Неизменна? Абсолютна и ничем не затрагиваема?
Мерейя. Ну почему же. Ее можно лишиться. Ты же ее лишился.
Калигула. А смерть, смерть — она тебя лишает этой части? Ты скажешь — нет?
Мерейя. Нет. Видишь ли, смерть не лишает тебя того, что за пределами жизни. Смерть лишает жизни. А вот жизнь… Живя, можно лишиться многого. В том числе и того, что за пределами жизни. Себя.
Калигула. Тогда зачем нужна жизнь? Зачем мы живем? Этого никто не понимает. Ты тоже. Я, по крайней мере, поразмыслил над этим. И я…
Мерейя. А чем ты поразмыслил?
Калигула. Своим умом, очевидно. Вы, козявки, живете мнениями других, но я осмелился обратиться к самому себе. Я спросил самого себя…
Мерейя. Себя? А с чего ты это взял? Если ты привык чем-то пользоваться, это еще не значит, что это твоё. Кто тебе сказал, что ты пользуешься своим умом?
Калигула (увлекаясь). А чем же, по-твоему? Откинув все человеческие мнения, все предрассудки, безнравственность толпы и нравственность толпы, ты остаешься наедине с собой. И тогда…
Мерейя (перебивая). Опять же, с чего ты это взял? Ты думаешь, что, отойдя от толпы подальше, куда-нибудь в ливийскую пустыню, ты действительно отделился от нее?
Калигула. При чем тут это? Я вознесен над толпой своим умом и страданием…
Мерейя. Ничуть. Ты находишься внутри жизни. А жизнь — вообще — есть сожительство с другими. Жизнь и толпа — одно и то же. Неужели ты никогда не слышал, что одиночество и смерть родственны?
Калигула.
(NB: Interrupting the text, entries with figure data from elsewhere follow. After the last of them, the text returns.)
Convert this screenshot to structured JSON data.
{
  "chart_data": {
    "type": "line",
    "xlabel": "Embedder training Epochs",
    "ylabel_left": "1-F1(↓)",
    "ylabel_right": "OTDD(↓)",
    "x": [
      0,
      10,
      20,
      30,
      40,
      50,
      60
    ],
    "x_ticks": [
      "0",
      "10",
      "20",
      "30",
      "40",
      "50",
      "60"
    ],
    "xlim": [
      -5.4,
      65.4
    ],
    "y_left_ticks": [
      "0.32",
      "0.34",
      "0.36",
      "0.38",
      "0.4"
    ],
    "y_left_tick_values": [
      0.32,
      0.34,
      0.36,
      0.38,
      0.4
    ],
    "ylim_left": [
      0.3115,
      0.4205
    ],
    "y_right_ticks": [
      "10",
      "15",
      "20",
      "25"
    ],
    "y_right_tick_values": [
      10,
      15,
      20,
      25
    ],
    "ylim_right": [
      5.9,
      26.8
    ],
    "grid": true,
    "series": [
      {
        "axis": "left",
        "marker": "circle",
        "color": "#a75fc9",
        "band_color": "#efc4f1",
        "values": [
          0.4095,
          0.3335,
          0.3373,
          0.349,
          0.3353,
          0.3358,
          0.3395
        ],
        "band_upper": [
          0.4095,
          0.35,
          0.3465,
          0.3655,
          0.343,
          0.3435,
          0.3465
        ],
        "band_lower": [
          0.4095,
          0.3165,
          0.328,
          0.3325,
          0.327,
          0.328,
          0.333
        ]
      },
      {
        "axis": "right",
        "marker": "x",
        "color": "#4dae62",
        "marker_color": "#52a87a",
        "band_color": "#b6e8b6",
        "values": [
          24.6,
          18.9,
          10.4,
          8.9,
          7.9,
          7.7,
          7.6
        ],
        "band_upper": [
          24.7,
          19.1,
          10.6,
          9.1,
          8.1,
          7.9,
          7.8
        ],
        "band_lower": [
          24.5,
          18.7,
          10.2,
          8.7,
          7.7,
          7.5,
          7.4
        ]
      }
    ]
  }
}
Я одинок, и я думаю о смерти.
Мерейя. Да, это заметно. Так вот, чем же это ты думаешь о жизни, о смерти, о самом себе? Ты думаешь об этом тем умом, который не способен этого понять. И это не твой ум. Он достался тебе от других, в конечном итоге — от той самой толпы, которую ты так презираешь.
Калигула. Я враг толпы, потому что я страшен толпе. Вот, погляди на эту толпу придворных, на это жалкое, блеющее стадо. Как они боятся за свои жалкие жизни!
Мерейя. Да, каждый из них боится за себя, и каждому из них ты страшен. Но от этого страха они сбиваются в толпу, прячась друг за друга. Каждому из них плохо, но толпа чувствует себя прекрасно. Ты усилил ее. Она и порождает тебя, и таких как ты, чтобы разрастись и поглотить Рим.
Калигула (презрительно). Что такое этот Рим, о котором ты толкуешь? Все эти Курции, Лукреции и прочие старческие байки? Или это ты, старик? В таком случае жалок же этот Рим! Я сейчас, своими руками, могу свернуть твою старую дряблую шею, о великий город!
Мерейя. Можешь. А Герострат смог сжечь храм Артемиды Эфесской. Он был такой же, как ты. Он тоже думал, что нет ничего, кроме жизни.
Калигула. Все думают так! Все!
Мерейя. Нет. Большинство людей просто не думают над этим. Но если бы задумались, они не стали бы так думать. Видишь ли, Калигула, многие люди предпочитают вовсе не думать, чем думать неправильно. Ты принадлежишь меньшинству. Ты, Калигула, Тиберий, Герострат — вилишь, не так уж вас и много. Но дело не в этом. Так вот, уничтожить можно всё, даже самое великое, не так уж это и сложно. Великое всегда существует вопреки жизни, то есть вопреки существованию. Нетрудно лишить жизни то, что существует наперекор жизни. Рим был островом света, исходящего оттуда, из-за пределов жизни. Света, непонятного никому, в том числе и нам самим. Он возник из ничего, и существует вопреки времени и законам природы, точнее — законам жизни. Его поддерживало только неугасимое желание людей выйти за эти пределы, и ум, не являющийся умом жизни.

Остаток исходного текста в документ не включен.